Am sitting here sipping invisible kool aid yuuuuummmmiiiee , happy as a pig in mud!


----------



## [email protected] (May 10, 2004)

oh chico you are just so much like your daddy - we miss you!!


----------



## <3 Sarah <3 (Nov 1, 2005)

I CANNOT BELIEVE I JUST SAW THIS! 
Chi is just soooo cute, i love him!  i love the bag & outfits! 

i'm still planning to come and steal him by the way!  lol!!


----------



## Guest (Feb 15, 2008)

[email protected] said:


> oh chico you are just so much like your daddy - we miss you!!



awww bless.
It must be hard to see your puppies go.
Roo ROo can always come live with us ya knkow


----------



## Guest (Feb 15, 2008)

oh and sarah you cant have him!

We have cctv and intruder alarms here so we'd know you were coming lol


----------



## Blazer (Feb 8, 2008)

I LOVE that plaid coat! and that purse is really nice its my favorite color.


----------



## <3 Sarah <3 (Nov 1, 2005)

IWAC said:


> oh and sarah you cant have him!
> 
> We have cctv and intruder alarms here so we'd know you were coming lol


oh no, there's that plan down the drain!! :lol:

well. i can still admire him atleast


----------



## Guest (Feb 16, 2008)

well i might let you borrow him lol. I bet he'd love to run about with max


----------



## Kobe's Momma (Feb 16, 2008)

Alright whats your price for Chico?!?! ;-) I am in love with him! He is so adorable!!


----------



## Guest (Feb 24, 2008)

PRICE 

NO amount of money would make me give up my baby. I am seriously smitten with him. Wouldnt give him up for the world!!!

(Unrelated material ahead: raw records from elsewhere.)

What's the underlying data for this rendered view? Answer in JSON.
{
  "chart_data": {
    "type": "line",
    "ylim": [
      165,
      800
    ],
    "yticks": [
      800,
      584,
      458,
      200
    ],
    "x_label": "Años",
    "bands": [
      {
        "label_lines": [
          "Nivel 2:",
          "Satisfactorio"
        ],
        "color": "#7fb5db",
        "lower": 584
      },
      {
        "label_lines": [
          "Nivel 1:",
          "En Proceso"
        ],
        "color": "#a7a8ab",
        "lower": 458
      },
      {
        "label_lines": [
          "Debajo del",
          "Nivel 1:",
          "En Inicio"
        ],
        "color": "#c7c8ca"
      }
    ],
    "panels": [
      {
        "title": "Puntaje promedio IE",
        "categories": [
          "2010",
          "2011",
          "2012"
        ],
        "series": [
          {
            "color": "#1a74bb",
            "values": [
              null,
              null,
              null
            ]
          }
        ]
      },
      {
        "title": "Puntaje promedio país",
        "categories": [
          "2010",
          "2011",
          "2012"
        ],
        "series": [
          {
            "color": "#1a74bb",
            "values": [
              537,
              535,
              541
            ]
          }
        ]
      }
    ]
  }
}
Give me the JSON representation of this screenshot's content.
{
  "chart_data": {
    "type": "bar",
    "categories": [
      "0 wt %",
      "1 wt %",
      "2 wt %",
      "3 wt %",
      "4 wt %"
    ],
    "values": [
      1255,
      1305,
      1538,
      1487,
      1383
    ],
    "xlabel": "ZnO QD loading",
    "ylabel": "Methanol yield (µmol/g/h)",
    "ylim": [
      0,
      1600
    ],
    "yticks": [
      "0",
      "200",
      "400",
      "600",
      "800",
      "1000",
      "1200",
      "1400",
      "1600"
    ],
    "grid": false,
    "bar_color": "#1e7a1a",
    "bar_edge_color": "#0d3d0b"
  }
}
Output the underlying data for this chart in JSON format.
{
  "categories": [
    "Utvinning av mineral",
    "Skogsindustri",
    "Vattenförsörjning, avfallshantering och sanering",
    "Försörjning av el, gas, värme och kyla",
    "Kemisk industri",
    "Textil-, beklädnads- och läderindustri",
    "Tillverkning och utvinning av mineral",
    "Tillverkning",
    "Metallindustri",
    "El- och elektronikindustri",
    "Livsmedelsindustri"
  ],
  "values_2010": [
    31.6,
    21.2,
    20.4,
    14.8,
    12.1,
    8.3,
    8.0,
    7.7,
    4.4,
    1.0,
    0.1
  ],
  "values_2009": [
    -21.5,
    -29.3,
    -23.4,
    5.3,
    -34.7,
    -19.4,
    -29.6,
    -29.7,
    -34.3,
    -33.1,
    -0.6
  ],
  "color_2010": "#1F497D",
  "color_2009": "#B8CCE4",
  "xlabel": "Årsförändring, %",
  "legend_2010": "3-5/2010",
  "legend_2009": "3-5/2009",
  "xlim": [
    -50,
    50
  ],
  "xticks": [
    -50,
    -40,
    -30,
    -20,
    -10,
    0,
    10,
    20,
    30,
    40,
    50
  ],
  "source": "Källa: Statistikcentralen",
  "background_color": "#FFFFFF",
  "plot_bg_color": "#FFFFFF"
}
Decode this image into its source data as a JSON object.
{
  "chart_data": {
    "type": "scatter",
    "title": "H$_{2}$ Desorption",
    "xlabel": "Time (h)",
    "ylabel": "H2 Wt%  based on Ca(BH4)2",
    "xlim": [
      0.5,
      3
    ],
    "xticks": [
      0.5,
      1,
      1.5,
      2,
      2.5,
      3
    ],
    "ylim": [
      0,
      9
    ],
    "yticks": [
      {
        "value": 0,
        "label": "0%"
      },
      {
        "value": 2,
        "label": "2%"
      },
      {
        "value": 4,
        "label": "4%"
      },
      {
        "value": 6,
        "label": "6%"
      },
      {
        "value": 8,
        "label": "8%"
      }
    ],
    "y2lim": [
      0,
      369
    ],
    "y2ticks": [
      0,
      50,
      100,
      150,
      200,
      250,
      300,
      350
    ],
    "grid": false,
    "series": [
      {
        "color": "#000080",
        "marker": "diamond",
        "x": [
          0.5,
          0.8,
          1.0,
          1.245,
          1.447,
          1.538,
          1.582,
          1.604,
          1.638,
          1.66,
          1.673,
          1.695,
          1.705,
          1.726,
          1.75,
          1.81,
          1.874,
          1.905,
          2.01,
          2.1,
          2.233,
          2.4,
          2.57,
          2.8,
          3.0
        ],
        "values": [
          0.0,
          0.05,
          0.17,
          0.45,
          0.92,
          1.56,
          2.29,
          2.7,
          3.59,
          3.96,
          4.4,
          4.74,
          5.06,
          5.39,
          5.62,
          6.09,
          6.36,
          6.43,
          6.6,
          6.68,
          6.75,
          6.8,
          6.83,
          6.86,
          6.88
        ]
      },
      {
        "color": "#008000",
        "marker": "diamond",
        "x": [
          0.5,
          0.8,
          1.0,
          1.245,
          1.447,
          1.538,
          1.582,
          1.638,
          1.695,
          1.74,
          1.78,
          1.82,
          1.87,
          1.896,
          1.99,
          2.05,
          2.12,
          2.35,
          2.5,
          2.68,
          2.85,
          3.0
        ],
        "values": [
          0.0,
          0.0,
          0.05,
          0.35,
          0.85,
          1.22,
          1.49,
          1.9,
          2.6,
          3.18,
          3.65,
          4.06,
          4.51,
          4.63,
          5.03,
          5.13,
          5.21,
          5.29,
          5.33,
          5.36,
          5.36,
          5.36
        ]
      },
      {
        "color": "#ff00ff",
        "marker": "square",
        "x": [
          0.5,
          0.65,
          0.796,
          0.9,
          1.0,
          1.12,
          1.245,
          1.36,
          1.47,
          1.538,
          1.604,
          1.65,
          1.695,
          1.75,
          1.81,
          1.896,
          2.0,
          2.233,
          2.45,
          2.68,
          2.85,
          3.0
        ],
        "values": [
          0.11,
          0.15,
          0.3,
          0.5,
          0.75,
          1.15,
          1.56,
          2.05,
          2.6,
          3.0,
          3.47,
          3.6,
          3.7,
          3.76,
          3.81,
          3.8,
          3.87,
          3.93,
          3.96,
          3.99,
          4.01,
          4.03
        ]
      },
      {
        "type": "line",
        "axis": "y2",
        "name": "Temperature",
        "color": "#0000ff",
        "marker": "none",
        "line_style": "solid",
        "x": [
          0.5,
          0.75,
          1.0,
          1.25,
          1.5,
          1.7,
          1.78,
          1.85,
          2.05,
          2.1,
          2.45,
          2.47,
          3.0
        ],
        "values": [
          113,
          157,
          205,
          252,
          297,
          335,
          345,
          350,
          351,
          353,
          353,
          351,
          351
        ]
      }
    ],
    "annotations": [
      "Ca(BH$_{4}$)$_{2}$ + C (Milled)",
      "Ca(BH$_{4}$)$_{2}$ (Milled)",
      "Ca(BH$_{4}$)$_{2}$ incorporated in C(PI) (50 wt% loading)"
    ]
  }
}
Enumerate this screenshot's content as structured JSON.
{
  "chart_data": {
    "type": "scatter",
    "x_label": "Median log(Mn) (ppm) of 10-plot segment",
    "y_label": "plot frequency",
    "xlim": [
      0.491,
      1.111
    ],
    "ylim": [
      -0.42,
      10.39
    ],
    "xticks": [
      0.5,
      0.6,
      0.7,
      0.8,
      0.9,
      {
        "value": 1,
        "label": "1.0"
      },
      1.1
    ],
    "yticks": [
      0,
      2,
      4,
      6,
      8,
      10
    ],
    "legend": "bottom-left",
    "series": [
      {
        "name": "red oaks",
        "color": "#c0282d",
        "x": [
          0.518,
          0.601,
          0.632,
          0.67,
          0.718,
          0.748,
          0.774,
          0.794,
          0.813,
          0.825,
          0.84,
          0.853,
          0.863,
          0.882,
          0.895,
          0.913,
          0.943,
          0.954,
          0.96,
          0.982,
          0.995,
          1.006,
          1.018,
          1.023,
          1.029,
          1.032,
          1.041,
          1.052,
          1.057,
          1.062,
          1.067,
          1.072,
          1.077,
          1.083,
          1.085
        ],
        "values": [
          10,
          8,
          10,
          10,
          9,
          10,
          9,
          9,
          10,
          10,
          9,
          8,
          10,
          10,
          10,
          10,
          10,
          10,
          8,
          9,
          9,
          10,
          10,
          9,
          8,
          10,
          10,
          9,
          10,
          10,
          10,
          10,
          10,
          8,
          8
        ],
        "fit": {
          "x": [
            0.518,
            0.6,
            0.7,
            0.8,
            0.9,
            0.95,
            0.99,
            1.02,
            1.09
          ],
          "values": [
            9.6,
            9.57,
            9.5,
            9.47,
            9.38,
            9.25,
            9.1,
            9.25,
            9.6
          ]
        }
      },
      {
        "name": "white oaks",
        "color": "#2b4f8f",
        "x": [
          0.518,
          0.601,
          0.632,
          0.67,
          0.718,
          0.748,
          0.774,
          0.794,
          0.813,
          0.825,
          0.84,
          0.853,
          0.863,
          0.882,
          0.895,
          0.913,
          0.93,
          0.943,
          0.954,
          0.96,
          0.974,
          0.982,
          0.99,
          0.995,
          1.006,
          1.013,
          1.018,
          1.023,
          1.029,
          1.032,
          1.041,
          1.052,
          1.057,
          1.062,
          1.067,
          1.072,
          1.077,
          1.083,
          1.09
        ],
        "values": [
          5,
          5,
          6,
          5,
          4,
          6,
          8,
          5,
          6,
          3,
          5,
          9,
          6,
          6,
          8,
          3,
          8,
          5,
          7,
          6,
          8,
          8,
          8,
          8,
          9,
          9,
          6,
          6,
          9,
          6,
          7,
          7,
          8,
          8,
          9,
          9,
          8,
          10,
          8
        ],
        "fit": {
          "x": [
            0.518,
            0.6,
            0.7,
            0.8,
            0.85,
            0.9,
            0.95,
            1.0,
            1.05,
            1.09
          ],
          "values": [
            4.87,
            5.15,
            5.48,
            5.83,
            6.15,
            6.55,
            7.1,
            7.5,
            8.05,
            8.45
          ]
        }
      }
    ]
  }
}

He's so spoilt, but such a little darling lol


----------



## Becca_n_Mika (Jan 24, 2008)

All i can say is awwwwwwwwwwwwwwwwwwwwwwwwwwww hes just 2 cute we luv him soooooooooooooo much. I'm so going 2 spoil my mika just like u lol. 
& can u post the add 4 the store that u got the clothes from i want some!!!!


----------



## Prosephone (Oct 2, 2005)

hehe it is my store!

www.LittleDogbarktique.com


----------



## Becca_n_Mika (Jan 24, 2008)

Thanks i will be having a good look around ur store do u post 2 the uk?


----------



## Guest (Feb 26, 2008)

yeah she posts here, I live in the uk>


NO buying the little burgundy handbag carrier, i wanna be the only one in the uk with one lol


----------



## Trace (Feb 20, 2008)

Aww, chico is such a gorgeous little boy!!! Dia has a crush on him.. lol But I know he's not into the long distance thing.. she will just have to admire him from afar! 

so cute! :love5:


----------